3. Fake Your Brow Hairs: Thankfully, there are a ton of brow products that can swoop in to give the illusion of fuller, not-over-plucked arches. “Disguise sparse gaps with a good brow pencil or brow powder until they grow back in,” says Holmes. “Draw tiny feather strokes to make them look natural and choose a color that’s as close to your brow hairs as possible.” Garcia recommends pencils over microblading pens since you can be more precise with your strokes. “A pencil allows you to create one or two strokes in places you need,” she says. Holmes says you could also use a brow gel to comb the remaining hairs over any gaps to hide them.

4. Promote Hair Growth: You can’t replace those hairs, but you can use a serum that helps them to grow back a little more quickly. “Start using a brow growth serum that has nutrients and peptides twice daily to start nourishing the follicle,” says Holmes. “This is good to use anyway on healthy brows as they become weaker and finer as we age.” De La Garza echoes this tip, and notes using pure castor oil twice a day can help as well. “Castor oil strengthens, conditions, and nourishes existing brow hair,” he says.

How To Avoid Over-Plucking Brows

Do you over-tweeze your brows often? Holmes says you should throw away your tweezers.

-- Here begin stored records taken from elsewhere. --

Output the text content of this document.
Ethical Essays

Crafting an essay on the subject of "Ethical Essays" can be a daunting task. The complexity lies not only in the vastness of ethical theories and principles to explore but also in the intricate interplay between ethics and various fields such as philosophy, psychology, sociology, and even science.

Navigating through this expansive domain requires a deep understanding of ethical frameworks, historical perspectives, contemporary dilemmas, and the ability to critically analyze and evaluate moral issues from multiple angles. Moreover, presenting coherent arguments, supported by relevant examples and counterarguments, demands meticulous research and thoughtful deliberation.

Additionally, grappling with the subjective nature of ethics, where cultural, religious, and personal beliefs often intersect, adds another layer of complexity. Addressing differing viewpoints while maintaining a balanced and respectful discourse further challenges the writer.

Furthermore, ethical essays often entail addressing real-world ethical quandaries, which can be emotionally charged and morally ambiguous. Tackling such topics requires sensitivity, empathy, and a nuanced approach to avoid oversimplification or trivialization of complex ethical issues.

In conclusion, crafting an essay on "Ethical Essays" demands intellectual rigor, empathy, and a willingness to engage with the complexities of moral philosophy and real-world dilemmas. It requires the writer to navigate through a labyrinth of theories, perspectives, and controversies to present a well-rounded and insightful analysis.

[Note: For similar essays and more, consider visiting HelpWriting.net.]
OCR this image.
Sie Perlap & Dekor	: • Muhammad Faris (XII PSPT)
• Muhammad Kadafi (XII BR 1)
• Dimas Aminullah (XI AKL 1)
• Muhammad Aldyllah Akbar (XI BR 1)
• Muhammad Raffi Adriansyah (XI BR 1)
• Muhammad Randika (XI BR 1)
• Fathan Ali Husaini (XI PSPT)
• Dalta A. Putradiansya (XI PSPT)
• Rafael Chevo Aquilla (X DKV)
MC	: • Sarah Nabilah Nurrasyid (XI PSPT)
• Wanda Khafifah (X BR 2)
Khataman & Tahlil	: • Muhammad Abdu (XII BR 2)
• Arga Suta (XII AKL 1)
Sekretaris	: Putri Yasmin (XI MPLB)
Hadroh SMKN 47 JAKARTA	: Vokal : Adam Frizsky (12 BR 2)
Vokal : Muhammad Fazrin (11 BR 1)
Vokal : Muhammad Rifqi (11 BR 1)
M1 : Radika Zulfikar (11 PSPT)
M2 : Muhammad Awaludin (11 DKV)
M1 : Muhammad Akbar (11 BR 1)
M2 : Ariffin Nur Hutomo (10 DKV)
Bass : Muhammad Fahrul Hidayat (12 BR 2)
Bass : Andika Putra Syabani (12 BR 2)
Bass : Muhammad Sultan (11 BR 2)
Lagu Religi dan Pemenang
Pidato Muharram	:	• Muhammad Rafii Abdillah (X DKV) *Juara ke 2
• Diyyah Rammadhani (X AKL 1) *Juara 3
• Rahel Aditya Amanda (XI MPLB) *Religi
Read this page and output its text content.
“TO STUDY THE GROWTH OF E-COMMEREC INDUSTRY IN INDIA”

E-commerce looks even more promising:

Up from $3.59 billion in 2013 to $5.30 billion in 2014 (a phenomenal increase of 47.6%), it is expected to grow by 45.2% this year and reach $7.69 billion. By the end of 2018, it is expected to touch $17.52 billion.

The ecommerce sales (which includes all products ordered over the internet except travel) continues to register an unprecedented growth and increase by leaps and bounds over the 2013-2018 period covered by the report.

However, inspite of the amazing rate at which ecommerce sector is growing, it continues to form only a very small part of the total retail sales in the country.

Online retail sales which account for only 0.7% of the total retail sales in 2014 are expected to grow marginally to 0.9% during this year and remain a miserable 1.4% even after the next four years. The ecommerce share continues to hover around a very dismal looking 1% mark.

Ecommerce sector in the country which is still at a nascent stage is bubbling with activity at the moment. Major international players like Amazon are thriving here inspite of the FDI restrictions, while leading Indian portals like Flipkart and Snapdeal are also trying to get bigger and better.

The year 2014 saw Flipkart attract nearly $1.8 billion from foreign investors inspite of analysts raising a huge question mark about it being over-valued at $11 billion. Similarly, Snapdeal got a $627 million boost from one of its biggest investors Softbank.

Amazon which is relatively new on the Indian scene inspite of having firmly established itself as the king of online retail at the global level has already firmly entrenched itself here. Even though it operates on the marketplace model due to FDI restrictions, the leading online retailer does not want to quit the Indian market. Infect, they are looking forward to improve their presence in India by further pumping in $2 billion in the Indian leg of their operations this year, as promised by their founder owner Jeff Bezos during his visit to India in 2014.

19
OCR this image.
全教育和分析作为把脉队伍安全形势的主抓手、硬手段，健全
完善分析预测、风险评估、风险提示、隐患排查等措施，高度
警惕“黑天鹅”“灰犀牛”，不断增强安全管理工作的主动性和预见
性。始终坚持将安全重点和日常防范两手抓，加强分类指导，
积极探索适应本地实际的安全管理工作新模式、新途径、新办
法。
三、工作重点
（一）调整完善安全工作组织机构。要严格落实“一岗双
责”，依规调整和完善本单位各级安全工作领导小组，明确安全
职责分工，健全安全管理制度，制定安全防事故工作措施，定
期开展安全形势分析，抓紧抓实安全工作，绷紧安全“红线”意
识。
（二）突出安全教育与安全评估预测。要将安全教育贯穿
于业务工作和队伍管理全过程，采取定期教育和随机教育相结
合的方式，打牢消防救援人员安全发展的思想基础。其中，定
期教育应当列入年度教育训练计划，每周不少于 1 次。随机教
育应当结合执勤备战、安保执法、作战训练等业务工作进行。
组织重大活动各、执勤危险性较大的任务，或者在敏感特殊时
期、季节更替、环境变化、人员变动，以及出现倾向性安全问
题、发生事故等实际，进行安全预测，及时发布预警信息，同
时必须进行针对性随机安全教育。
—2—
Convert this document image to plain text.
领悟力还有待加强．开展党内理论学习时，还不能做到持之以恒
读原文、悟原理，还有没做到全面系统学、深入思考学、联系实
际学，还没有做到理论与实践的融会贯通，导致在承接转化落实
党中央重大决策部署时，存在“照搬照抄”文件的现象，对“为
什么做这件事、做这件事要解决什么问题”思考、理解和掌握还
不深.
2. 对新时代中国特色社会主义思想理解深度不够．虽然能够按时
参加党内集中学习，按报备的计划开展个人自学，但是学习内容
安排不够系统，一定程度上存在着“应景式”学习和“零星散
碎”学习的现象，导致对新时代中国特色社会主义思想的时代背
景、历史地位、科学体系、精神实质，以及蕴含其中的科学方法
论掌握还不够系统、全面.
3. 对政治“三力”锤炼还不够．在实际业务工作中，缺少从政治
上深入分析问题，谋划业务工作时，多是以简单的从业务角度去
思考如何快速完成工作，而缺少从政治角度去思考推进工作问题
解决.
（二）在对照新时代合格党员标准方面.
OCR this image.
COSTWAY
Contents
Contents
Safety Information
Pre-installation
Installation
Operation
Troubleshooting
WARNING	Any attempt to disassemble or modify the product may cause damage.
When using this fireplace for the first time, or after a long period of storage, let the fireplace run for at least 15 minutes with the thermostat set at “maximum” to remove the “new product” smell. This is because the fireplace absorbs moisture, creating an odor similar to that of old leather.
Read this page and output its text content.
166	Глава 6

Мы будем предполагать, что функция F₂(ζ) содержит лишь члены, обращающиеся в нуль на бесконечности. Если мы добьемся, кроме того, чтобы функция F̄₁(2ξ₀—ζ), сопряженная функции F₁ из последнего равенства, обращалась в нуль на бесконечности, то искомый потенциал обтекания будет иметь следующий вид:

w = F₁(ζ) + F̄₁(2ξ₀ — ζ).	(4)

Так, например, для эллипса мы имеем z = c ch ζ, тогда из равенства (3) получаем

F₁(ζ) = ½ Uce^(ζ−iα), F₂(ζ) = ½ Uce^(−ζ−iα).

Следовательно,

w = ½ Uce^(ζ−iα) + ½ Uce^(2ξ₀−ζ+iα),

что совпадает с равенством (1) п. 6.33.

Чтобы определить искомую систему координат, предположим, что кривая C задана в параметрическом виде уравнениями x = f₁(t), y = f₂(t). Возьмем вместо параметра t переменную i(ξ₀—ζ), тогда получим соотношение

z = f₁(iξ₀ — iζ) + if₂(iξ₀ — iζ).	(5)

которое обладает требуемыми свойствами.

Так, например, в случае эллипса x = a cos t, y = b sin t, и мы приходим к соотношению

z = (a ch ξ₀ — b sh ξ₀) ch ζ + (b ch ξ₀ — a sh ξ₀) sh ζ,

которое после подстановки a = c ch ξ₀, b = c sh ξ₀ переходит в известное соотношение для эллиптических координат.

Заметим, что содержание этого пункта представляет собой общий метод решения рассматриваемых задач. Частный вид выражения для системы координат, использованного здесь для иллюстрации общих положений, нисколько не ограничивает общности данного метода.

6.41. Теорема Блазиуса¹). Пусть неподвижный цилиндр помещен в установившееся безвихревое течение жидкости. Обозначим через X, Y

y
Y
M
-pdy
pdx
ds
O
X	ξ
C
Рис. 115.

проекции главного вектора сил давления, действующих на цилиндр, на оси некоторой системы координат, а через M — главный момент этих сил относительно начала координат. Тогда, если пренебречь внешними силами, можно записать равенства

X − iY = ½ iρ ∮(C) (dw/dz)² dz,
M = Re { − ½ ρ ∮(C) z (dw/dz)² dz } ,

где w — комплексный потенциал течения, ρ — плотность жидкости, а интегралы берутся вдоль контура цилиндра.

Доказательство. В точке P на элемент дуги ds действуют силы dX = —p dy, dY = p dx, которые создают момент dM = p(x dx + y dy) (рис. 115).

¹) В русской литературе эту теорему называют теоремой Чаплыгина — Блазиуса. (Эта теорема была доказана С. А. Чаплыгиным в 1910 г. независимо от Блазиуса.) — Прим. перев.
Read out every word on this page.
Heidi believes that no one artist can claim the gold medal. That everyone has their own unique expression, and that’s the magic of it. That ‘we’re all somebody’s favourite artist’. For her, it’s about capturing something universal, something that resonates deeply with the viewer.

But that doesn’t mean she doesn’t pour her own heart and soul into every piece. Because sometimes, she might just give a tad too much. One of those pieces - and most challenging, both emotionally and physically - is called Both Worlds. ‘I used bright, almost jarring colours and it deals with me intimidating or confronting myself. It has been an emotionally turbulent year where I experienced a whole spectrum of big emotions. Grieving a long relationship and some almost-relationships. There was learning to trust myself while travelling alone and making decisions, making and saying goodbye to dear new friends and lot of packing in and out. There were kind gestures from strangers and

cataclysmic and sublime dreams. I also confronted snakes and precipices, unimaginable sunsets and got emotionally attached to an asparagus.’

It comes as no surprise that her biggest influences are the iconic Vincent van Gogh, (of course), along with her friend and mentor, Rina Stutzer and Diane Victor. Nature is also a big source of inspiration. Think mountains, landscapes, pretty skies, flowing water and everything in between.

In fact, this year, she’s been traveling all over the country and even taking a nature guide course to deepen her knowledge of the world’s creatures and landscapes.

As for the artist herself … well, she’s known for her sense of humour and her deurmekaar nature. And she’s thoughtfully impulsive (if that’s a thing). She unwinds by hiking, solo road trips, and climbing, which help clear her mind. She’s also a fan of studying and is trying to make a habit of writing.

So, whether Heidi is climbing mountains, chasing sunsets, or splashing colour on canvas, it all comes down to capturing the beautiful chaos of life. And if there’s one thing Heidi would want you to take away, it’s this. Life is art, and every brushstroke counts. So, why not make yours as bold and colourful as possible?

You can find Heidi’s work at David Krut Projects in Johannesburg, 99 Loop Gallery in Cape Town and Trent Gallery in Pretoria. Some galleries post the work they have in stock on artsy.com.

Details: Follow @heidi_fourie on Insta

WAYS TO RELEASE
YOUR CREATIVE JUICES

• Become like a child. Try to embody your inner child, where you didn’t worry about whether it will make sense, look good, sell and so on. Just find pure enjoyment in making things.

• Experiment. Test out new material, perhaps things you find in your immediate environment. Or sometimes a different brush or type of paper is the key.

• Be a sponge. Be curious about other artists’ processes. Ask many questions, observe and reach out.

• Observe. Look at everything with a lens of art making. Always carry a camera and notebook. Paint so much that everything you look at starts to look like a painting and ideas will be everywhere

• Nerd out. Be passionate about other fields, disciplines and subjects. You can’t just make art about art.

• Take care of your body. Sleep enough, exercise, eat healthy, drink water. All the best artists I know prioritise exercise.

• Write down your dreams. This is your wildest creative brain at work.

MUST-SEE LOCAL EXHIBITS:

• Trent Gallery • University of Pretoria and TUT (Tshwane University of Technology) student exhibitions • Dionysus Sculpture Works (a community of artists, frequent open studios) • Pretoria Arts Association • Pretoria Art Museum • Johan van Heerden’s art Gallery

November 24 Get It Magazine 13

If you need expert guidance on shaping and grooming your arches, see a professional. “It’s worth the time, money, and effort to have your brows done professionally every six weeks,” says de la Garza.

It’s also key to avoid plucking stray hairs every single day. “What happens when you do this is it makes your brows get really uneven because the hairs aren’t on the same growth cycle,” says Garcia. “So let your brows grow out for at least three weeks before you tweeze them or else you’re going to constantly be taking hairs out.”

And, for the next time you pick up your tweezers, make sure you have a plan. “Knowing what type of brow you’re going for is going to help you prevent over-tweezing,” says Garcia, who actually suggests making a brow mood board for inspo. “You can even use makeup to create the brow shape you want before plucking so you know what to take out to create that look.”

In the meantime? Try embracing those thinner arches. “You can use this as an opportunity to experiment with another type of brow that you never thought you’d try,” says Garcia. “You can see the different shape, which you wouldn’t be able to do with your brows fully grown in. So it’s not such a bad thing.”

Studies referenced:

Nakamura, T. (2018). Naturally Occurring Hair Growth Peptide: Water-Soluble Chicken Egg Yolk Peptides Stimulate Hair Growth Through Induction of Vascular Endothelial Growth Factor Production. J Med Food.

Singh, D. (2017). Effects of Topical Icing on Inflammation, Angiogenesis, Revascularization, and Myofiber Regeneration in Skeletal Muscle Following Contusion Injury. Frontiers in Physiology.